As regular readers may recall, it’s common knowledge that the NRA and its allies have fought to kill any kind of restrictions on firearm ownership. What’s less recognized is the fact that the gun lobby also helped block basic data collection, to the point that there’s “no current scientific consensus about guns and violence,” in large part because the NRA “has been able to neutralize empirical cases for control.”

Nearly 20 years after this policy took effect, the principal author of that policy, Arkansas Republican Jay Dickey, conceded that he has “regrets” over the policy that came to be known as the Dickey Amendment.

But the policy remains in place anyway.

There's been some chatter lately about possible limits of the Dickey policy. Alex Azar, Donald Trump's new Secretary of Health and Human Services, suggested his agency may be able to do some research on guns and public health, current restrictions notwithstanding.
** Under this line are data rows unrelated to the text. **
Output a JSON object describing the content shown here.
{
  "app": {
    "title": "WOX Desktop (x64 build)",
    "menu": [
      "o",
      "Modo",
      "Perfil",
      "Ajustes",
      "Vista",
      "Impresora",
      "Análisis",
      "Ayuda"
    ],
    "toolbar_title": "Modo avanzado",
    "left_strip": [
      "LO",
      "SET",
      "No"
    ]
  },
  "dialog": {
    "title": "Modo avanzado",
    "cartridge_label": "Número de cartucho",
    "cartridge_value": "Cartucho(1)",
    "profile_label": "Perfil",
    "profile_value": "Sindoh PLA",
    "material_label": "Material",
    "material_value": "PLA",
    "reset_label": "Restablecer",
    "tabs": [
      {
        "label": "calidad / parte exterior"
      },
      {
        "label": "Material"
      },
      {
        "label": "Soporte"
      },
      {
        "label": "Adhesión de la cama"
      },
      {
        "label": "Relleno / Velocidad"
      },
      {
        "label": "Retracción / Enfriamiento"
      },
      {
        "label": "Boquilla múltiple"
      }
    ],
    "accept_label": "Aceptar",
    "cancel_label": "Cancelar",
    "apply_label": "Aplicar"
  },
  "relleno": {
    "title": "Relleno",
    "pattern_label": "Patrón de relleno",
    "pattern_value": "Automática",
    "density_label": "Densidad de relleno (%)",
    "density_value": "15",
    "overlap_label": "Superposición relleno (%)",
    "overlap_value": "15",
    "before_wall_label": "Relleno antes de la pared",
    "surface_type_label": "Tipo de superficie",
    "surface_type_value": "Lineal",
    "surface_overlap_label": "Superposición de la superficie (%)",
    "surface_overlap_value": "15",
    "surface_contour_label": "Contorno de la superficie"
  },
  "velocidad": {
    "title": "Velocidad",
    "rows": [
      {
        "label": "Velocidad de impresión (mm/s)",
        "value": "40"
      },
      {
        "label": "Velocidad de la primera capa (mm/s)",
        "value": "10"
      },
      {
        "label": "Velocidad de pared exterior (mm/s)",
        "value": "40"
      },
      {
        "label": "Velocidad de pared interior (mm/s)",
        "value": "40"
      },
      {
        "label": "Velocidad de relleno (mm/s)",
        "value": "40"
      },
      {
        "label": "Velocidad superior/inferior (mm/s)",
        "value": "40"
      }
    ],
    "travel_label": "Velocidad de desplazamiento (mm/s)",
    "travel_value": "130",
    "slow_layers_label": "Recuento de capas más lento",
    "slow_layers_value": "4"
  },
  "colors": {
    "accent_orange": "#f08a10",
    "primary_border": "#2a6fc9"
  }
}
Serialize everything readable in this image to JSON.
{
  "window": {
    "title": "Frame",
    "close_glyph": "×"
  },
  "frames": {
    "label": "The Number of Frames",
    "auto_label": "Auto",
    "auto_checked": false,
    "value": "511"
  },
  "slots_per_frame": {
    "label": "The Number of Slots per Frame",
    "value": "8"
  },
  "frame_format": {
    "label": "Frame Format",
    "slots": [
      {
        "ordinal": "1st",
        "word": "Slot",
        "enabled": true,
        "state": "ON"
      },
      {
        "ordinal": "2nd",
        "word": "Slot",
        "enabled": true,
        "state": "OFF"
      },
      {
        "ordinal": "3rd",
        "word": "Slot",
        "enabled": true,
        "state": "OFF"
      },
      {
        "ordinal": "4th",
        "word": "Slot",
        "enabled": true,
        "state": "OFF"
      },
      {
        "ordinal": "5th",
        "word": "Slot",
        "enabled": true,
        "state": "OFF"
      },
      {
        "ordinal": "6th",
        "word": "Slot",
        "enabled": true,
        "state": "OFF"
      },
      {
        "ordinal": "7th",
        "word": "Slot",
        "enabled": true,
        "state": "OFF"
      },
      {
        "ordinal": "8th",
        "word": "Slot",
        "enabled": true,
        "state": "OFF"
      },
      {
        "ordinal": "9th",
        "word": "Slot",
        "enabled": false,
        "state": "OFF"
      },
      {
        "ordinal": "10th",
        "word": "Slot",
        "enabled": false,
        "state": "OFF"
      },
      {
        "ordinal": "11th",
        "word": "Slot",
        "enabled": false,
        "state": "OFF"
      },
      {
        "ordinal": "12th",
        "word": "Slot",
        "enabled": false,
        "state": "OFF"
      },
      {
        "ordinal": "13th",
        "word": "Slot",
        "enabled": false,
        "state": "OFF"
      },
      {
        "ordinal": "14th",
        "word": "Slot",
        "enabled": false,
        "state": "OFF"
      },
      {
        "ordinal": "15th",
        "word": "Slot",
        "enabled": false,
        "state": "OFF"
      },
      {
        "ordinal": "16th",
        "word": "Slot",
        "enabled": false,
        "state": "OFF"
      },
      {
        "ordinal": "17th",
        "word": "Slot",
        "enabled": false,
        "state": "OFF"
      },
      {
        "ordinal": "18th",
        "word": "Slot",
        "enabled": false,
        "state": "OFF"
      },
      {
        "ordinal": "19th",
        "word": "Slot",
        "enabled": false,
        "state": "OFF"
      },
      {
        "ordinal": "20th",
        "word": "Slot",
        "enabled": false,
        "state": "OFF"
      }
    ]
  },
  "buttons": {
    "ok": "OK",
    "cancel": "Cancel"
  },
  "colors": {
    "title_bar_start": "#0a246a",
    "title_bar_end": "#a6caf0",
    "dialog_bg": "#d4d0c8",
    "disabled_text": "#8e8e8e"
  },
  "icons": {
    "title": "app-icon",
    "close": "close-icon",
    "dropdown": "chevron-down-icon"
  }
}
Those comments have led GOP lawmakers to believe they can turn their attention elsewhere and leave the Dickey amendment in place, presumably indefinitely. What's unclear, however, is how far HHS can go and whether new legislation is necessary.

Watch this space.

Postscript: It's worth emphasizing that there is some private research on guns and public health, including a new report from the Rand Corp. which was just released. The Washington Post's Greg Sargent had a good piece this morning on the latest findings.